MOSCOW, November 12 (RAPSI) – The General Court of the European Union annulled an earlier decision by the European Commission finding that a series of extension agreements between the Hungarian state and gas giant MOL constituted state aid, the court announced Tuesday.
According to the statement, MOL sought an extension in September 2005 of mining rights for twelve hydrocarbon fields that it had already gained authorization for, but where extraction had not yet begun. MOL and the Hungarian authorities signed an extension agreement in 2005 extending the deadlines for extraction and imposing extension fees ranging between 12.24 and 12.6%. The parties further extended the application of these fees to all of the fields that MOL had already begun exploiting under the authorization.
Hungary’s Mining Act stipulates that companies with authorization must pay our a mining fee for the extraction of oil and gas.
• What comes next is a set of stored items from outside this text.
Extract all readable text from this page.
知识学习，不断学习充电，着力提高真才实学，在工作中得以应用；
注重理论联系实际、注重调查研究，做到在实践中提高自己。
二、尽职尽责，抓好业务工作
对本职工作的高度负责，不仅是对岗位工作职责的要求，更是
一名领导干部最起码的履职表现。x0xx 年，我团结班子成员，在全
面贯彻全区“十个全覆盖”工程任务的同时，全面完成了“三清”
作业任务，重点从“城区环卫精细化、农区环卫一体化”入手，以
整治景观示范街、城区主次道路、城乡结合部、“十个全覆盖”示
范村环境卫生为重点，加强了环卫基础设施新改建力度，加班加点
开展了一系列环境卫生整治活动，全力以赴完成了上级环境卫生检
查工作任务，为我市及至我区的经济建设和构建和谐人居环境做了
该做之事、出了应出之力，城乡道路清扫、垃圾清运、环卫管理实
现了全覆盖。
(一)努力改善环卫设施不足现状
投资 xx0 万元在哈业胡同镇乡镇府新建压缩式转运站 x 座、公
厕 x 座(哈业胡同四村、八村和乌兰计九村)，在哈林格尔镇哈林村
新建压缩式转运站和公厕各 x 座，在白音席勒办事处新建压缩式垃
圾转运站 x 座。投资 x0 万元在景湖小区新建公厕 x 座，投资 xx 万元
The fee had been set at about 12% in principal, but was increased to 20% in principal in January 2008.
In June 2010, the European Commission held that the 2005 agreement, when considered next to the fee increase, “constituted State aid that was incompatible with the common market.” Accordingly, the Commission decided that Hungary should recover approximately EUR 103.2 from MOL, accounting for aid deemed to have been lost between 2008 and 2009.
According to the GCEU statement, the court found that, “Since the criteria laid down by the Mining Act for the conclusion of an extension agreement are objective and applicable to any potentially interested operator which fulfills those criteria, the conclusion of the 2005 agreement on the basis of that act did not [favor] MOL in relation to its competitors.”